Schritt 1: Vorbereitung
Wenn wir mit der Umsetzung eines neuen Features beginnen, liegen uns zunächst die Ergebnisartefakte aus den vorangegangenen Schritten vor, die spezifizieren, was umgesetzt werden soll.
Dabei handelt es sich zum einen um das Ticket, in dem die fachlichen Anforderungen u. a. mittels Akzeptanzkriterien beschrieben sind und zum anderen um das UX-MockUp, das Design und Benutzerführung darlegt. Als erstes sollten wir diese beiden Dokumente noch einmal gründlich durchgehen und schauen, ob noch Unklarheiten bestehen. Eigentlich sollte dies aufgrund des vorangegangenen Refinements zwar nicht mehr der Fall sein, allerdings kann es durchaus mal dazu kommen. Für diesen Fall ist es wichtig die offenen Punkte frühzeitig zu klären, um nicht in die falsche Richtung zu entwickeln. Generell bleibt der Kontakt zu PO und UX während der gesamten Entwicklung bestehen, um auftretende Fragestellungen direkt zu klären. Solche kurzen Abstimmungen, ganz im agilen Geist, sind deutlich effizienter als nach Abschluss der Entwicklung festzustellen, dass ein Großteil des Features noch einmal überarbeitet werden muss. Neben möglichen Unklarheiten muss zudem geprüft werden, ob alle benötigten Zulieferungen vorhanden sind. In unserem Anwendungsfall wären solche Zulieferungen zum Beispiel die Geräte-Icons im Header oder die Bezeichnungen der Farben.

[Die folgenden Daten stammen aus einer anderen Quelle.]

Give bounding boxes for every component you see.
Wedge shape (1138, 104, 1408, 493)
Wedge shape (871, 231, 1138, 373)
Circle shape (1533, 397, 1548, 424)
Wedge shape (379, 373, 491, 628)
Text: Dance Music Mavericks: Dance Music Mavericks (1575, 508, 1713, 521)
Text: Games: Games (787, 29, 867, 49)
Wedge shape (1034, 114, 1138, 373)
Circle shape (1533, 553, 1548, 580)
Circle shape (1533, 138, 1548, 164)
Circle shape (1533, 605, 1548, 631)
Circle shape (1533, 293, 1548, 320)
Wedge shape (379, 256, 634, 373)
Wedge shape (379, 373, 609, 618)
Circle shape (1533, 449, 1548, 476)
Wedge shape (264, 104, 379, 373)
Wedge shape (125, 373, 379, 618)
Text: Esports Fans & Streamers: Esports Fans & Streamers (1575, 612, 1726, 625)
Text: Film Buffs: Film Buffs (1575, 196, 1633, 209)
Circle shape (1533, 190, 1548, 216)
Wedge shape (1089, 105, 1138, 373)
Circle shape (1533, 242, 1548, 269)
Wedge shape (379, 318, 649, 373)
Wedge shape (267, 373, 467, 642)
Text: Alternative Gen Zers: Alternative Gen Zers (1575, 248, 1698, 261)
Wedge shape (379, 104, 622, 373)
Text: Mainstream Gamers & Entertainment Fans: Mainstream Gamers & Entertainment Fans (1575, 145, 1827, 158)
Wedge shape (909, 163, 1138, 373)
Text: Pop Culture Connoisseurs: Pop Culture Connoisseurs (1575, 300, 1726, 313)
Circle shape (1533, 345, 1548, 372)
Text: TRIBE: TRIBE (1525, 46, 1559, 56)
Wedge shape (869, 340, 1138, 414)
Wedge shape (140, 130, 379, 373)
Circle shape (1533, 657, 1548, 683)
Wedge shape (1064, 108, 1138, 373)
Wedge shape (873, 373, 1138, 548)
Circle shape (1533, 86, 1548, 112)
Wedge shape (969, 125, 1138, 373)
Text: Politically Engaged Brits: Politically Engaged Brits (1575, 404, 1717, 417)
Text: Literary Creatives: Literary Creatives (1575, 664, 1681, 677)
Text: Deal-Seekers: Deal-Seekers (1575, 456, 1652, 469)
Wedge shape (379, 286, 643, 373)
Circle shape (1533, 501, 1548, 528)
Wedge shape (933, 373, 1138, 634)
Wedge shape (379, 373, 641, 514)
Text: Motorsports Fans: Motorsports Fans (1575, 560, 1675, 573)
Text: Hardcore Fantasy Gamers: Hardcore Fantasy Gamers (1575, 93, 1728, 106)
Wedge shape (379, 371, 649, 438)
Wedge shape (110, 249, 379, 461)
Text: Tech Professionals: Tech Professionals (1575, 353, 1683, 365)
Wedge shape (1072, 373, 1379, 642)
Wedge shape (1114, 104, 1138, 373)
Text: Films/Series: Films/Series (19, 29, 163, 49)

Fortschritt im Blick durch kleine Arbeitspakete
Nachdem wir uns nun einen Überblick verschafft haben, was genau umgesetzt werden muss, und eventuelle Fragen bzw. fehlende Zulieferungen beseitigt haben, können wir uns überlegen, wie wir das Feature umsetzen. Gerade bei größeren Features ergibt es hier Sinn, noch einmal zu schauen, ob eine Aufteilung in kleinere Arbeitspakete möglich ist. Blicken wir wieder auf unser Beispiel, so lässt sich dieses in drei Pakete aufteilen: Die Umsetzung des Sidepanels mit den Farben auf der linken Seite, die Headerleiste mit der Geräteauswahl und den mittleren Bereich mit der eigentlichen Vorschau und dem umgebenden Geräterahmen. Der Vorteil der kleineren Arbeitspakete liegt insbesondere darin, dass wir diese deutlich besser überblicken und zudem auch unseren Gesamtfortschritt besser abschätzen können. Damit haben wir jetzt eine Struktur und einen groben Fahrplan, wie wir bei der Umsetzung vorgehen.
Hatten wir das schon einmal?
Bevor wir aber mit der tatsächlichen Umsetzung starten, lohnt sich noch ein Blick auf den technischen Plan für die Umsetzung. Für diesen sollten wir uns überlegen, welche Komponenten es bereits gibt, die nur angepasst werden müssen und welche wir komplett neu implementieren müssen. Darüber hinaus sollten wir uns die Frage stellen, ob wir an anderer Stelle in der Anwendung bereits mit ähnlichen Herausforderungen zu tun haben, sodass wir Code wiederverwenden können und keinen duplizierten Code erzeugen. Im Anwendungsfall fällt beispielsweise auf, dass das Dropdown bei der Geräteauswahl in ähnlicher Form bereits bei der Sprachauswahl existiert. Darüber hinaus können wir feststellen, dass die Farbauswahl im linken Sidepanel bereits vorhanden ist und wir sie nur an die neuen UX-Vorgaben anpassen müssen, die Geräteauswahl im Header hingegen gibt es noch nicht. Mit diesen Feststellungen können wir nun für die einzelnen Arbeitspakete besser abschätzen, was im Detail zu tun ist.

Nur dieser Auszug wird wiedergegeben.